Cradle Mountain–Lake St Clair National Park is famed for its pristine alpine wilderness and glacial-carved lakes, together with breathtaking views of its rugged mountain peaks. The northern entrance to the park accesses magnificent Dove Lake which nestles at the base of Cradle Mountain itself and is easily explored along the Dove Lake circuit walk. The multi-day Overland Track, one of Australia’s most renowned, departs from Waldheim Chalet in the north of the park, passing through an ancient temperate rainforest to Crater Lake and towering Barn Bluff. Mount Pelion, Mount Oakleigh and Mount Ossa provide a spectacular backdrop throughout the trek, ending at glacial-carved Lake St Clair at the southern end of the park. The southern entrance can also be accessed by vehicle through the settlement of Derwent Park, with scenic walks around the lake passing through diverse vegetation that includes waratahs, orchids, banksias, hakeas and leatherwoods. A luxury boutique hotel has recently opened within the old pumphouse station which hangs out over the lake, while there are cabins in the north of the park with basic facilities, as well as the more upmarket Cradle Mountain Lodge.
Cradle Mountain-Lake St Clair National Park can either be accessed from the north via the town of Sheffield or from the south through Derwent Bridge on the Lyell Highway. Most opt to visit by private vehicle, but there are shuttle services offered by Cradle Mountain Coaches, conveniently timed to pick-up and drop-off bushwalkers along the Overland Track.

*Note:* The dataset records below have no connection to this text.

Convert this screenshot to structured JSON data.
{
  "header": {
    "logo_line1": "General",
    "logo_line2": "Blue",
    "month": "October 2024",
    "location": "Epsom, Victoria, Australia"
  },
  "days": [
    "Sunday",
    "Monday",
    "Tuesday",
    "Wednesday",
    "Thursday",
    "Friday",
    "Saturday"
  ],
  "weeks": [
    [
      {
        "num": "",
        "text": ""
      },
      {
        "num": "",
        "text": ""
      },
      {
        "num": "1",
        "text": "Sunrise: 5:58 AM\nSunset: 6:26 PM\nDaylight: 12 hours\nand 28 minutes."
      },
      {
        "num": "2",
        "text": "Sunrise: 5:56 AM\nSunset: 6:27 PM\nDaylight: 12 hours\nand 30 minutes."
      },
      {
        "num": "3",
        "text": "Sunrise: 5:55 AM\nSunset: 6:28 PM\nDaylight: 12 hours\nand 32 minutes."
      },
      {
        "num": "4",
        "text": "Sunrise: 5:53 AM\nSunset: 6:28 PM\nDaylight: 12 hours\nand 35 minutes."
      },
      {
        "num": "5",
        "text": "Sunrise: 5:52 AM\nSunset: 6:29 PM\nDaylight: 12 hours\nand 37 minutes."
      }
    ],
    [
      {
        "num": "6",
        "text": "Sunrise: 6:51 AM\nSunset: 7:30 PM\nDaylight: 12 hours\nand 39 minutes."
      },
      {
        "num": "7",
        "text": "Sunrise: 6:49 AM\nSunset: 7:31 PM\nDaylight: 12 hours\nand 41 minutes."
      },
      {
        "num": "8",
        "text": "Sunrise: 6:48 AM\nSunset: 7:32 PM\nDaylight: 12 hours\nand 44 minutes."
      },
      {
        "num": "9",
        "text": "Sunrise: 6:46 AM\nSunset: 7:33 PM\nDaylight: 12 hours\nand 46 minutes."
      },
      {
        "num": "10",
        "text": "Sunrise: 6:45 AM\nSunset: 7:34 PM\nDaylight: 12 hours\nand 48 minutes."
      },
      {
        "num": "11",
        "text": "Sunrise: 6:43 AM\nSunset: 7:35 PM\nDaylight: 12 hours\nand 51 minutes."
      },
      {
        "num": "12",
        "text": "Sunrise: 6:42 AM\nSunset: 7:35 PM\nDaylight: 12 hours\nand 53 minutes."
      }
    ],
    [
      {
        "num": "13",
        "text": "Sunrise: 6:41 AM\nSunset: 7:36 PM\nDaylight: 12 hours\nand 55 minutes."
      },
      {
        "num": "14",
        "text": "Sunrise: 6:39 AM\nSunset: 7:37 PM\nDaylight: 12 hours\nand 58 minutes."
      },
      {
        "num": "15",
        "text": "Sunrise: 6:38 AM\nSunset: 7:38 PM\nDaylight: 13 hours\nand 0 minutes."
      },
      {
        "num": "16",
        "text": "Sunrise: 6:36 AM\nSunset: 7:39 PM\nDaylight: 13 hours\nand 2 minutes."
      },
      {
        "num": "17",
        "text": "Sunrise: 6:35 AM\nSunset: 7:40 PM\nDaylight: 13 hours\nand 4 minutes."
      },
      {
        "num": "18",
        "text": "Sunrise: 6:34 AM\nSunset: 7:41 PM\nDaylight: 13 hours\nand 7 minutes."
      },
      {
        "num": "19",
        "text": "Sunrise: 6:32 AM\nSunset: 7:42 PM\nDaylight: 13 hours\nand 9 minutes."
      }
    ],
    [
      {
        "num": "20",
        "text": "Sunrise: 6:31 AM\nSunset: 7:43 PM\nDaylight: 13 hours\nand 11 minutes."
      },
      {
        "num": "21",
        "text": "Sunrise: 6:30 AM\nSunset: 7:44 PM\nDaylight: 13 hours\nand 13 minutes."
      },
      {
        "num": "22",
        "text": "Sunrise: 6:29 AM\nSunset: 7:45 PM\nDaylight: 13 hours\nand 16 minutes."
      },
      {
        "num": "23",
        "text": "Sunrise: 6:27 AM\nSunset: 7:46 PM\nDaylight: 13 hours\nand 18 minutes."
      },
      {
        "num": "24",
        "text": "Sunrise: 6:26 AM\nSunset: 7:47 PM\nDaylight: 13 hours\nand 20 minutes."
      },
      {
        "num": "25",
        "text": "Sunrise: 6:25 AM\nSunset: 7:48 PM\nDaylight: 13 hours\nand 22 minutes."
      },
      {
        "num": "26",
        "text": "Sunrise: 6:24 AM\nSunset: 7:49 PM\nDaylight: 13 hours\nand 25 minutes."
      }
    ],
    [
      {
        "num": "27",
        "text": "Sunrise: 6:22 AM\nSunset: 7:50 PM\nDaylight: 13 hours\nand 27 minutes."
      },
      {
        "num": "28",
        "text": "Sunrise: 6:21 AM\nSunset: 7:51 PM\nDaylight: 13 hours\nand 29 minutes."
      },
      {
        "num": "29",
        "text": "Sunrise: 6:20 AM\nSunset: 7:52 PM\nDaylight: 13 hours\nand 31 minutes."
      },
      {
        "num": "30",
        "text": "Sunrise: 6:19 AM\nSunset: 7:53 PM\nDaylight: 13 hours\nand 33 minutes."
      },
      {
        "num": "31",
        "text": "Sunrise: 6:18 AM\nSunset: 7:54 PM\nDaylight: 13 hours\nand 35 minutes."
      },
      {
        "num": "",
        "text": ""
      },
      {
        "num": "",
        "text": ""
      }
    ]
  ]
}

It was Austrian-born Gustav Weindorfer and his Taswegian wife Kate Cowle who were the founders of what would become Cradle Mountain-Lake St Clair National Park, having fallen in love with its landscapes on a plant-finding expedition in 1909. They purchased much of the land and built a chalet from King Billy Pine which was named Waldheim, or ‘forest home’, and Gustav worked as the park ranger while lobbying for its national park status, which finally came in 1921.